TikToker @stephanne221, known as Steph the Attachment Therapist, recently posted a pointed video detailing "the most important thing I've learned from boomer parents as a family therapist." The lesson, she said, is simple: "the price of not taking accountability is isolation."
That will certainly resonate with many children of boomer parents — getting belligerent pushback, denial and sometimes outright estrangement in return for asking your parent to hear you out about the ways your childhood may have been difficult is practically a rite of passage for millennials nowadays, and it's fueling an unprecedented wave of family's severing ties.

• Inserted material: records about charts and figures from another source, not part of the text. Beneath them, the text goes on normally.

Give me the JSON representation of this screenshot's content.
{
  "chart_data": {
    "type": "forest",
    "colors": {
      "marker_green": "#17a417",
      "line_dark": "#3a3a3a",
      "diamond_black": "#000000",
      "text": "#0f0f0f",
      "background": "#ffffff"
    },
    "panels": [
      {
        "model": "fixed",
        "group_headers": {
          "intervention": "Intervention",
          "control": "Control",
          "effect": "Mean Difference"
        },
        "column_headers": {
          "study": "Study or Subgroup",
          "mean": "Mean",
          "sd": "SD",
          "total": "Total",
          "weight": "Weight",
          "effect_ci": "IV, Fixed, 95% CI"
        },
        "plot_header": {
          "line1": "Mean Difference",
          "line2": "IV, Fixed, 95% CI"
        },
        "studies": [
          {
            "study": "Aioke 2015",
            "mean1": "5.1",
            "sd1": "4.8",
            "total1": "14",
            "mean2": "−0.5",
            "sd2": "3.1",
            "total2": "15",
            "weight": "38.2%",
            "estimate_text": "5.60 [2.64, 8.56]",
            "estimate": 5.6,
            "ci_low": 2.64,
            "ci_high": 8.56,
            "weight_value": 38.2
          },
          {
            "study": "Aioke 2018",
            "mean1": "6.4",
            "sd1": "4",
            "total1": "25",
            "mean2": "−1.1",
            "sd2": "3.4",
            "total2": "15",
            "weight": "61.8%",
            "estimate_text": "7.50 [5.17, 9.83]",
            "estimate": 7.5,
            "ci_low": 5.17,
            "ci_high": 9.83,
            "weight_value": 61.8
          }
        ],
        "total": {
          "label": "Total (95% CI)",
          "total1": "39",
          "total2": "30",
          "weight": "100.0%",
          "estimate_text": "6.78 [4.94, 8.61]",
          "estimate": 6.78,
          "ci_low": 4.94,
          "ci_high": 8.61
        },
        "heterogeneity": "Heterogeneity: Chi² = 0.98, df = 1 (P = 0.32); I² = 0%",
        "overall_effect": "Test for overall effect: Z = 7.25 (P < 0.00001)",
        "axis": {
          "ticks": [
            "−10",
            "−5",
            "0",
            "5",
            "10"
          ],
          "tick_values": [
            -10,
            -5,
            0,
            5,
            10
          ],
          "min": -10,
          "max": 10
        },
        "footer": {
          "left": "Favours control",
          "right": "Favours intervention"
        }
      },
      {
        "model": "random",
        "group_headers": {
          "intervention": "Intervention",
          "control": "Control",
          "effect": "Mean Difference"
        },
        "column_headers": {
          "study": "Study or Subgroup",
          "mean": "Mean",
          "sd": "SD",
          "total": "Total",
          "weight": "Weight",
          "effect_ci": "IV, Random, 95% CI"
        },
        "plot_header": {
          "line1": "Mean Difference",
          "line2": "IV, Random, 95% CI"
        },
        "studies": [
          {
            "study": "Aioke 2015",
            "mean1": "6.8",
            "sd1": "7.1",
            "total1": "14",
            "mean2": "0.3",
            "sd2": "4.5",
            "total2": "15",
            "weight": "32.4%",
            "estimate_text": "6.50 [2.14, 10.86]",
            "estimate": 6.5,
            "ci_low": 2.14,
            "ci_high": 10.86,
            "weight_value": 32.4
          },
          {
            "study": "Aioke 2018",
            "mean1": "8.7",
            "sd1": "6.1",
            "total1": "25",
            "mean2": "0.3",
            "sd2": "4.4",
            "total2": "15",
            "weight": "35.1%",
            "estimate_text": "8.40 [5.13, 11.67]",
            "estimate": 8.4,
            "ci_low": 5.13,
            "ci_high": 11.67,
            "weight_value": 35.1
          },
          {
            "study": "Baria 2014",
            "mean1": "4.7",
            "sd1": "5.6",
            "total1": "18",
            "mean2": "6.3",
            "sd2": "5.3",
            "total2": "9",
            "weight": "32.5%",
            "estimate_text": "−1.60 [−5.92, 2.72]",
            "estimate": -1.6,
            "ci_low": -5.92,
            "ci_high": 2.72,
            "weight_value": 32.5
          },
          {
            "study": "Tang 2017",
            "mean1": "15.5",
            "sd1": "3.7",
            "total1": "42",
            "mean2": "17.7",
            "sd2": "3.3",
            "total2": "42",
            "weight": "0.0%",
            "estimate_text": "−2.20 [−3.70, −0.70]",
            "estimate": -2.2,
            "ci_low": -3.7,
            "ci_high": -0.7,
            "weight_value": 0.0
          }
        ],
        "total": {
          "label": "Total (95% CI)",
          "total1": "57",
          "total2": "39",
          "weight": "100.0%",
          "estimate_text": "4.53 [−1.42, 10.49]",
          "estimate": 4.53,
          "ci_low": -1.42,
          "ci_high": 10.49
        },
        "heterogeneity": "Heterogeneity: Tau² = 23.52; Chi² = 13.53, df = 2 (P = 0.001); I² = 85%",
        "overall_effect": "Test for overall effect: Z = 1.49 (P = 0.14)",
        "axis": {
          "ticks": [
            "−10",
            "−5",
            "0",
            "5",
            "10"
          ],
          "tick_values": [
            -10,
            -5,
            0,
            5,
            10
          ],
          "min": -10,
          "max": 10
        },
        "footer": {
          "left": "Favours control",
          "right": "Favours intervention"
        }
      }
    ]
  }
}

It's understandable why boomer parents would have adverse reactions to their children's confrontations. No one wants to be told they've done a less than stellar job at anything they've put heart and soul into, let alone raising a child.
Still, we are all human and we all make mistakes, and shutting down when asked to work through yours — to take accountability, as Steph said, no matter how painful it may be — gives a relationship nowhere to go. And while it saves a parent the agony of having to face their mistakes, Steph explained, "it's a relationship-destroying behavior."
Lest you think Steph only takes boomer parents to tasks, days before she had posted a terse callout of millennial parents as well, specifically about how their addiction to and reliance on their phones is likely impacting their parenting and causing problems for their children.
The starkly different responses to the videos turned into an 'accidental social experiement' about the difference between millennial and boomer parents.
"I didn't intend to do this," Steph said in her follow-up video. "I accidentally conducted a social experiment in my comments sections, and the results are hilarious and also tragic."
"Look how [millennials] responded to this feedback," she said, holding up a series of screenshotted comments from her video taking millennial parents to task for their phone usage.
Each comment was thoughtful, with many thanking Steph for calling out the mistakes their making, and making them feel empowered to change. Even one person who didn't like Steph's video was respectful and offered a suggestion on how to make it more helpful.
"And now for the boomer parents," Steph said, making a disappointed face. Sure enough, the difference couldn't be more drastic — the Boomers were angry, defensive, accusatory, in some case all three. "So, yeah, lots of defensiveness, some attacking, some name calling, some changing the topic," Steph reported.
"Here's the sad part, though. The way that these boomer parents responded to me and other adult children in the comment section is a window into how they responded to their own adult children when their children came to them with feedback and pain. Did you also use the strategy of dismissing them, name-calling them, making these passive aggressive threats, and changing the topic with your own child?"
I have personal experience with this with my own boomer parents. With no desire to denigrate them, it was at times breath-taking to see the obliviousness with which they handled the situation.
In one conversation, my mother poured her heart out about how dismissive and invalidating her own mother was, and in the next breath dismissed and invalidated every issue I brought up to her. It was disorienting and left us nowhere to go, and the more I tried, the more she began to insist on estrangement.
In time she reached out to say that she now understood how poorly she handled things, but our relationship has never recovered, because I sense her guilt and angst over the matter has made distance easier for her to bear.
In the end, my mom is a self-imposed victim of precisely the situation Steph described in her video. "To take accountability as a parent means facing the question, am I a bad parent?" she said. "And that is a horrifying question to have to face."
My mom, like so many boomer parents, simply chose not to face it at all.
Steph went on to give some advice to boomer parents who may be struggling with these situations and emotions. "If you're a boomer and you're watching this saying like... can I do this? The answer is if you want to, then yes. If you do the work of going through the scary process of navigating your feelings so that you can show up emotionally for your child—I'm not saying it's a guarantee. This is not of promise. [But] it's the only option you have."
John Sundholm is a news and entertainment writer who covers pop culture, social justice and human interest topics.